What is an ETL Pipeline?
ETL is a foundational concept in data engineering. It stands for Extract, Transform, and Load, and it describes the process of moving data from one system to another.
- Extract: This is the first step, where you pull raw data from its source. The source could be anything: a production database (like PostgreSQL), a third-party API (like the Stripe API), a set of log files, or CSVs in a storage bucket.
- Transform: Raw data is rarely in the perfect format for analysis. The transform step is where you clean it up. This can involve:
- Cleaning: Handling missing values or correcting data types.
- Enriching: Joining the data with another dataset to add more context.
- Aggregating: Grouping data and calculating sums, averages, or counts.
- Load: In the final step, you load the newly transformed data into its destination. This is often a data warehouse (like BigQuery or Snowflake) or a data lake, where it can be used for analytics, reporting, and machine learning.
Why You Need an Orchestrator
You could write a simple Python script to perform an ETL job and run it on a schedule using cron. But what happens when things get complex?
- What if Task B can only run after Task A succeeds? (Dependencies)
- What if a temporary network issue causes a task to fail? (Retries)

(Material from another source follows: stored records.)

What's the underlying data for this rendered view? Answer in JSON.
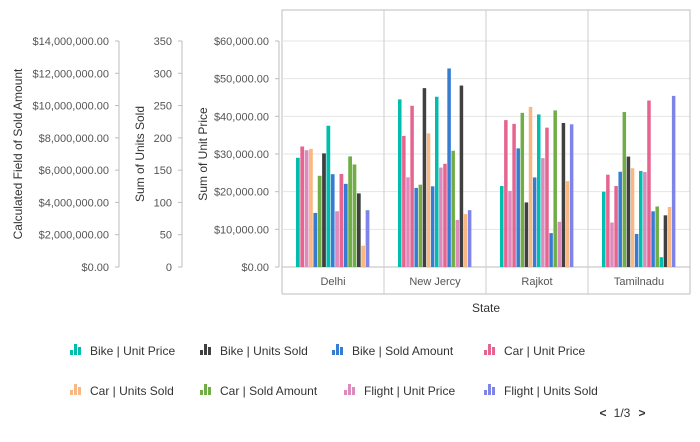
{
  "chart_data": {
    "type": "bar",
    "categories": [
      "Delhi",
      "New Jercy",
      "Rajkot",
      "Tamilnadu"
    ],
    "xlabel": "State",
    "axes": {
      "unit_price": {
        "title": "Sum of Unit Price",
        "range": [
          0,
          60000
        ],
        "ticks": [
          "$0.00",
          "$10,000.00",
          "$20,000.00",
          "$30,000.00",
          "$40,000.00",
          "$50,000.00",
          "$60,000.00"
        ]
      },
      "units_sold": {
        "title": "Sum of Units Sold",
        "range": [
          0,
          350
        ],
        "ticks": [
          "0",
          "50",
          "100",
          "150",
          "200",
          "250",
          "300",
          "350"
        ]
      },
      "sold_amount": {
        "title": "Calculated Field of Sold Amount",
        "range": [
          0,
          14000000
        ],
        "ticks": [
          "$0.00",
          "$2,000,000.00",
          "$4,000,000.00",
          "$6,000,000.00",
          "$8,000,000.00",
          "$10,000,000.00",
          "$12,000,000.00",
          "$14,000,000.00"
        ]
      }
    },
    "series": [
      {
        "name": "Bike | Unit Price",
        "color": "#00bdae",
        "axis": "unit_price"
      },
      {
        "name": "Bike | Units Sold",
        "color": "#404041",
        "axis": "units_sold"
      },
      {
        "name": "Bike | Sold Amount",
        "color": "#357cd2",
        "axis": "sold_amount"
      },
      {
        "name": "Car | Unit Price",
        "color": "#e56590",
        "axis": "unit_price"
      },
      {
        "name": "Car | Units Sold",
        "color": "#f8b883",
        "axis": "units_sold"
      },
      {
        "name": "Car | Sold Amount",
        "color": "#70ad47",
        "axis": "sold_amount"
      },
      {
        "name": "Flight | Unit Price",
        "color": "#dd8abd",
        "axis": "unit_price"
      },
      {
        "name": "Flight | Units Sold",
        "color": "#7f84e8",
        "axis": "units_sold"
      }
    ],
    "groups": [
      {
        "category": "Delhi",
        "bars": [
          {
            "s": 0,
            "v": 29000
          },
          {
            "s": 3,
            "v": 32000
          },
          {
            "s": 6,
            "v": 31000
          },
          {
            "s": 4,
            "v": 183
          },
          {
            "s": 2,
            "v": 3350000
          },
          {
            "s": 5,
            "v": 5650000
          },
          {
            "s": 1,
            "v": 176
          },
          {
            "s": 0,
            "v": 37500
          },
          {
            "s": 2,
            "v": 5750000
          },
          {
            "s": 6,
            "v": 14800
          },
          {
            "s": 3,
            "v": 24700
          },
          {
            "s": 2,
            "v": 5150000
          },
          {
            "s": 5,
            "v": 6850000
          },
          {
            "s": 5,
            "v": 6350000
          },
          {
            "s": 1,
            "v": 114
          },
          {
            "s": 4,
            "v": 33
          },
          {
            "s": 7,
            "v": 88
          }
        ]
      },
      {
        "category": "New Jercy",
        "bars": [
          {
            "s": 0,
            "v": 44500
          },
          {
            "s": 3,
            "v": 34800
          },
          {
            "s": 6,
            "v": 23800
          },
          {
            "s": 3,
            "v": 42800
          },
          {
            "s": 2,
            "v": 4900000
          },
          {
            "s": 5,
            "v": 5100000
          },
          {
            "s": 1,
            "v": 277
          },
          {
            "s": 4,
            "v": 207
          },
          {
            "s": 2,
            "v": 5000000
          },
          {
            "s": 0,
            "v": 45200
          },
          {
            "s": 6,
            "v": 26400
          },
          {
            "s": 3,
            "v": 27400
          },
          {
            "s": 2,
            "v": 12300000
          },
          {
            "s": 5,
            "v": 7200000
          },
          {
            "s": 6,
            "v": 12500
          },
          {
            "s": 1,
            "v": 281
          },
          {
            "s": 4,
            "v": 82
          },
          {
            "s": 7,
            "v": 88
          }
        ]
      },
      {
        "category": "Rajkot",
        "bars": [
          {
            "s": 0,
            "v": 21500
          },
          {
            "s": 3,
            "v": 39000
          },
          {
            "s": 6,
            "v": 20200
          },
          {
            "s": 3,
            "v": 38000
          },
          {
            "s": 2,
            "v": 7350000
          },
          {
            "s": 5,
            "v": 9550000
          },
          {
            "s": 1,
            "v": 100
          },
          {
            "s": 4,
            "v": 248
          },
          {
            "s": 2,
            "v": 5550000
          },
          {
            "s": 0,
            "v": 40500
          },
          {
            "s": 6,
            "v": 28900
          },
          {
            "s": 3,
            "v": 37000
          },
          {
            "s": 2,
            "v": 2100000
          },
          {
            "s": 5,
            "v": 9700000
          },
          {
            "s": 6,
            "v": 12000
          },
          {
            "s": 1,
            "v": 223
          },
          {
            "s": 4,
            "v": 133
          },
          {
            "s": 7,
            "v": 221
          }
        ]
      },
      {
        "category": "Tamilnadu",
        "bars": [
          {
            "s": 0,
            "v": 20000
          },
          {
            "s": 3,
            "v": 24500
          },
          {
            "s": 6,
            "v": 11800
          },
          {
            "s": 3,
            "v": 21500
          },
          {
            "s": 2,
            "v": 5900000
          },
          {
            "s": 5,
            "v": 9600000
          },
          {
            "s": 1,
            "v": 171
          },
          {
            "s": 4,
            "v": 153
          },
          {
            "s": 2,
            "v": 2050000
          },
          {
            "s": 0,
            "v": 25500
          },
          {
            "s": 6,
            "v": 25200
          },
          {
            "s": 3,
            "v": 44200
          },
          {
            "s": 2,
            "v": 3450000
          },
          {
            "s": 5,
            "v": 3750000
          },
          {
            "s": 0,
            "v": 2600
          },
          {
            "s": 1,
            "v": 80
          },
          {
            "s": 4,
            "v": 93
          },
          {
            "s": 7,
            "v": 265
          }
        ]
      }
    ],
    "legend_placement": "bottom",
    "grid": true
  },
  "legend": {
    "page_label": "1/3",
    "prev_glyph": "<",
    "next_glyph": ">"
  }
}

- How do you get alerted if the entire pipeline fails? (Monitoring & Alerting)
- How can you see the status of all your pipelines in one place? (Centralized UI)

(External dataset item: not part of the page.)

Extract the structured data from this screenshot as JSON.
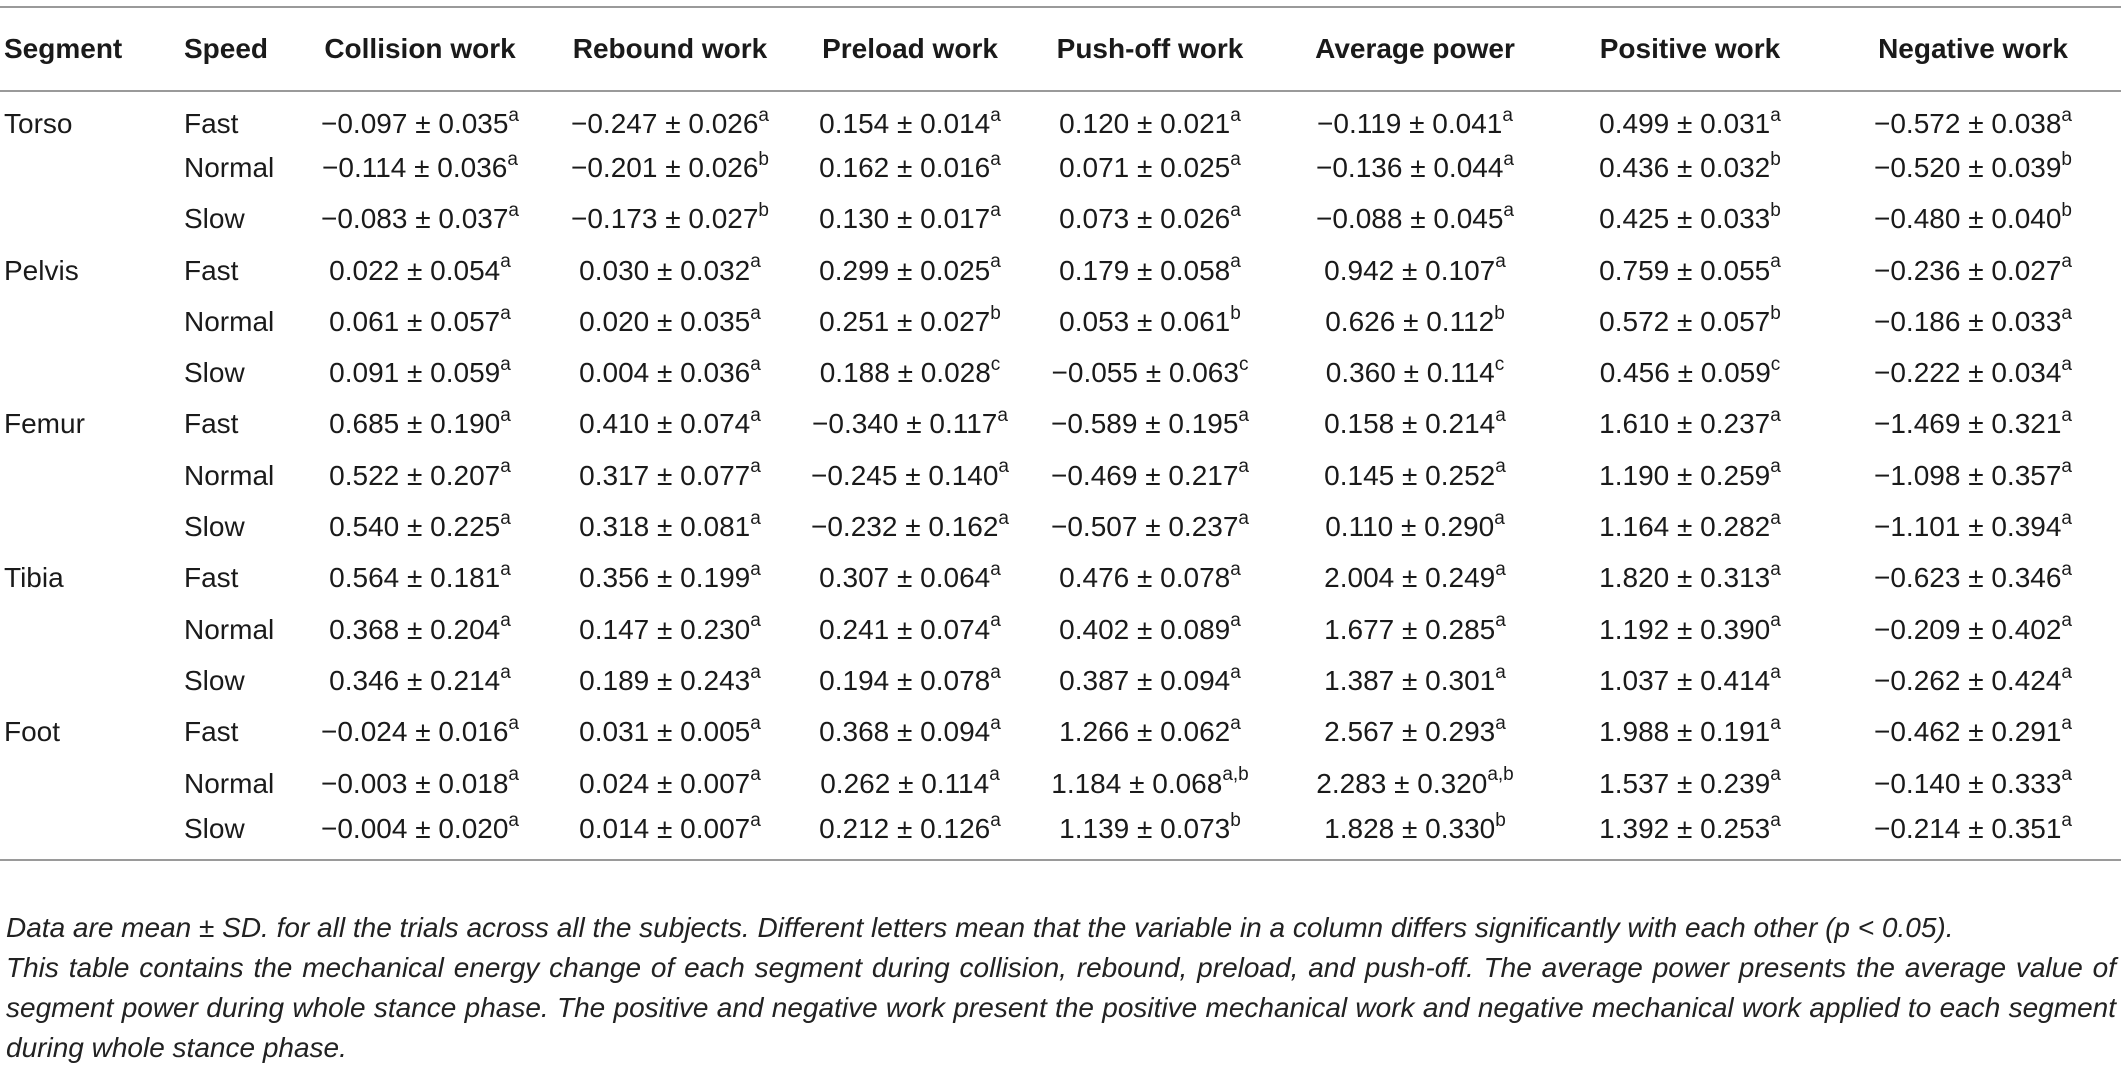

This is where a workflow orchestrator like Apache Airflow comes in.
Introducing Apache Airflow
Airflow is an open-source platform to programmatically author, schedule, and monitor workflows. You don't drag-and-drop boxes; you define your pipelines in Python code.
Core Concepts
- DAG (Directed Acyclic Graph): The core of Airflow. A DAG is a Python script that defines your pipeline. It's a collection of all the tasks you want to run, organized in a way that shows their relationships and dependencies. It's "Directed" because tasks flow in one direction, and "Acyclic" because it cannot have loops.
- Operator: An Operator defines a single task in a DAG. Airflow has many pre-built operators:
- BashOperator: Executes a bash command.
- PythonOperator: Calls a Python function.
- PostgresOperator: Executes a SQL query against a PostgreSQL database.
- ...and thousands more for every popular service.
- Task: A task is a specific instance of an operator that runs at a certain time.
Building a Simple DAG
Let's create a basic DAG with three tasks: extract, transform, and load. Each will be a simple BashOperator that just prints a message.
dags/my_first_dag.py
Python
from __future__ import annotations
import pendulum
from airflow.models.dag import DAG
from airflow.operators.bash import BashOperator
# Define the DAG
with DAG(
dag_id="my_first_dag",
start_date=pendulum.datetime(2025, 1, 1, tz="UTC"),
schedule="@daily", # Run this pipeline once per day
catchup=False,
tags=["example"],
) as dag:
# Define the first task (Extract)
extract_task = BashOperator(
task_id="extract",
bash_command="echo 'Extracting data...'",
)
# Define the second task (Transform)
transform_task = BashOperator(
task_id="transform",
bash_command="echo 'Transforming data...'",
)
# Define the third task (Load)
load_task = BashOperator(
task_id="load",
bash_command="echo 'Loading data...'",
)
# Set the task dependencies
# This means: extract_task must complete successfully before transform_task can start, and so on.
extract_task >> transform_task >> load_task
When you place this file in your Airflow dags folder, the Airflow UI will pick it up and you'll see a visual representation of your pipeline, ready to be scheduled.